Powerset meets prosumer
First up, I was looking for information on the RIM-Apple war for the prosumer. A term that Wikipedia didn’t carry much of. Thus far, Powerset looks like any other search:
Google on prosumer
Google nails it right away. But note that we’re talking Wikipedia vs. the Web.
Powerset's interface at work
Next up, I was poking around for Bill Gates and Steve Jobs together. One item about semantic search may be user habits. I generally search on nouns out of habit. A semantic search could include Bill Gates stands next to Steve Jobs.
The need for Web indexing
The Google result shows how it’s critical for Powerset to index the Web. That means Powerset will need a lot more funding or be acquired, an outcome that would make a fine exit strategy.
Where Powerset shines
Where Powerset comes in handy is big generic terms and items–the kind of information that’s a Wikipedia specialty. My World War II search gives me a nice interface and key verbs that are relevant to my search on a high level.
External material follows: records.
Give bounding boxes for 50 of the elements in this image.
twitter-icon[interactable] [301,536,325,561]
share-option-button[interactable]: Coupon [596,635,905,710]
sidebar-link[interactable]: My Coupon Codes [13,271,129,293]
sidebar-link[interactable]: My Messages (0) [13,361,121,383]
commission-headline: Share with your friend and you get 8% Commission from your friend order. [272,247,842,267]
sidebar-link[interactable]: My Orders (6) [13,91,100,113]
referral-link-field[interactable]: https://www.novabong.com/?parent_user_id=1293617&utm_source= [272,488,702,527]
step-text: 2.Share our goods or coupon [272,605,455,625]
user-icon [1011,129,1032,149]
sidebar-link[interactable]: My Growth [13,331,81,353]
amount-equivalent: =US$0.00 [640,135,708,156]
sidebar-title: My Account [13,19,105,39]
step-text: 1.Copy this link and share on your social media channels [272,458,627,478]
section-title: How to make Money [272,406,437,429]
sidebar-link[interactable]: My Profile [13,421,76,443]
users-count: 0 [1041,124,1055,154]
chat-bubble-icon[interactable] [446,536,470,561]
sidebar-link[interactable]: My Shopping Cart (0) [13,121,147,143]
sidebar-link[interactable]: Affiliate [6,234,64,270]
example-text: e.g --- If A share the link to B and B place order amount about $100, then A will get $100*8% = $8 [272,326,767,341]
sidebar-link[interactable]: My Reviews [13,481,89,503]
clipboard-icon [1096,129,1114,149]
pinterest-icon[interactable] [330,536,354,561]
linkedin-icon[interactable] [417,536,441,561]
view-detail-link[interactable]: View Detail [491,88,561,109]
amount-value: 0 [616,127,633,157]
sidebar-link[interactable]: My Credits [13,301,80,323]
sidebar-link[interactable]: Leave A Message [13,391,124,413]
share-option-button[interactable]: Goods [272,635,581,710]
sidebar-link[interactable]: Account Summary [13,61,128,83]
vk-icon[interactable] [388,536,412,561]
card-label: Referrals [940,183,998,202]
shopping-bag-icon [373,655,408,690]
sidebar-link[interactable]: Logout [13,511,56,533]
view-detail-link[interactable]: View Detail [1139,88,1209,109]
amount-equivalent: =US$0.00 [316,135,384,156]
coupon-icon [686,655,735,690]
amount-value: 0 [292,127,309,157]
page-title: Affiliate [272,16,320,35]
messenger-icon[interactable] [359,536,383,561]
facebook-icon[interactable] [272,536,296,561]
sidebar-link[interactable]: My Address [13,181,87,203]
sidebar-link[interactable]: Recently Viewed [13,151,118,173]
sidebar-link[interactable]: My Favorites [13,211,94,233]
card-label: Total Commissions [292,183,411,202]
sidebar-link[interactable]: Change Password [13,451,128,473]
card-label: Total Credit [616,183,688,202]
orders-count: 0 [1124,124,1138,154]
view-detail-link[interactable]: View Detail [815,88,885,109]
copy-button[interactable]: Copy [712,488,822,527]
And you can drill down on those terms. Here’s a look at how PowerSet grabs verbs and assigns them meaning.
Powerset good for browsing
While Powerset is great for browsing I already know what I’m looking for–Italy’s botched attack on Greece. Here’s a look at the Powerset breakout on Greece in World War II. If this were a Web search I’d expect to find a lot more references. For instance, I’d expect some information on how Mussolini had to get bailed out by Hitler.
For comparison’s sake I search on Google to find more information. Two Wikipedia entries lead the page. These items didn’t surface on Powerset.